If you want to be on the safe Side, please please do the following:
Use a temporary bridge or solder in a Switch - always with a resistor in Series to avoid damage
Use a Resistor, do not short Pins - 200 Ohm would be a good value to start (did not tried that)
Short Pins 1 and 10, not Pins 9 and 10


Detecting a Pin10 permanent tied to GND would be absolutely no problem for Nintendo.
There is a near zero chance that this Pin will be grounded in any way by a fault. - if for some reason pins gets bended or the UART of the Joycon dies with grounding that pin - this would be one of a million.
So: No problem to ban that user - tell him to send in the defective device, look what has happened and unban him if he did nothing wrong.
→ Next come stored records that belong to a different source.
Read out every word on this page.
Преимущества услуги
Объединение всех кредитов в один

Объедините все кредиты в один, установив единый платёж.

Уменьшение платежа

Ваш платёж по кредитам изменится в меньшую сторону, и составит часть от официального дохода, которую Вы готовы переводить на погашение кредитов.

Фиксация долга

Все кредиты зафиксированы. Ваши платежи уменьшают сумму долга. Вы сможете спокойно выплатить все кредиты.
If i were Nintendo i would definitely do bans according to shorted pins as this is the only chance to make piracy/homebrew a little less comfortable.
I would not wonder if we are facing exactly that behaviour on the next softwares for the Switch:
At verry early System Start the corresponding IO will be configured as input (with pullup resistor enabled), check for being tied to GND, System Message that you have to send in your console.....

Job done, i did something really useful for the Community! :D
Sorry for the grammatical errors and misspelling - English is not my native language.